The researchers also ran a multivariate analysis on their data that showed CDT was linked with significant relative reductions of about 60% for both in-hospital death and 30-day readmissions, compared with patients on systemic therapy. The results Dr. Mishra reported also appeared in a published report (Am J Cardiol. 2017 Nov 1;120[9]:1653-61).
These findings help buttress the case for using CDT for at least some PE patients. “The key is which patients need it. What is the best way to stratify patients?” commented Victor F. Tapson, MD, a pulmonologist at Cedars-Sinai Medical Center in Los Angeles.
“Patients with PE and a normal right ventricle generally don’t need anything more aggressive than anticoagulation, and really sick patients with massive PE need systemic thrombolytics. Intermediate-risk patients” are best suited to CDT, but “the problem is that intermediate-risk patients are heterogeneous,” Dr. Tapson said in a video interview. Future studies should establish a more specific subgroup of intermediate-risk patients who benefit from routinely employed CDT, he suggested.

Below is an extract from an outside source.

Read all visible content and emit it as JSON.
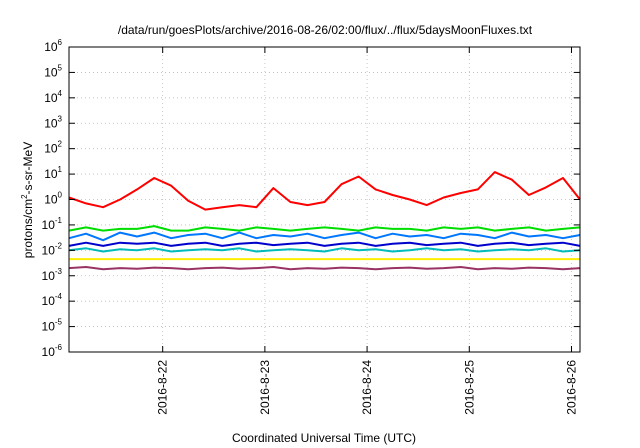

The video associated with this article is no longer available on this site. Please view all of our videos on the MDedge YouTube channel
[email protected]
On Twitter @mitchelzoler
AT CHEST 2017
Key clinical point:
Major finding: Catheter-directed thrombolysis cut in-hospital mortality by 63%, compared with conventional systemic thrombolysis.

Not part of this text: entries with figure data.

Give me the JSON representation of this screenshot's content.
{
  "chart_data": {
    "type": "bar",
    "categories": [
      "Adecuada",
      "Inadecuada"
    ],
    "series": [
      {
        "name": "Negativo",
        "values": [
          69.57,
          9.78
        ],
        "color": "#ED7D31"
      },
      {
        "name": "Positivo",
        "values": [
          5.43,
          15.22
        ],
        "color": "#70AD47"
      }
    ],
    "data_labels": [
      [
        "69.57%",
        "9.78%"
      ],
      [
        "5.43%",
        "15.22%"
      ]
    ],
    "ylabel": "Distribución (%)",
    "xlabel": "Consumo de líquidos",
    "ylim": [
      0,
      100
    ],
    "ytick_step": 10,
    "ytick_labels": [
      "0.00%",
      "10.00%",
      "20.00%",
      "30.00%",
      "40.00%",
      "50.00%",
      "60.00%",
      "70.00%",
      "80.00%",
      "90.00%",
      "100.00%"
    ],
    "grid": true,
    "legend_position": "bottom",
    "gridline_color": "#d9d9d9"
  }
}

Data source: The National Readmission Database, which included 4,426 patients hospitalized during 2013 and 2014 with primary pulmonary embolism and treated with thrombolysis.
Disclosures: Dr. Mishra had no disclosures. Dr. Tapson has been a consultant to and had received research funding from Ekos/BTG, a company that markets a catheter-directed thrombolysis device. He has also ties to Daiichi Sankyo, Inari, Janssen, and Portola.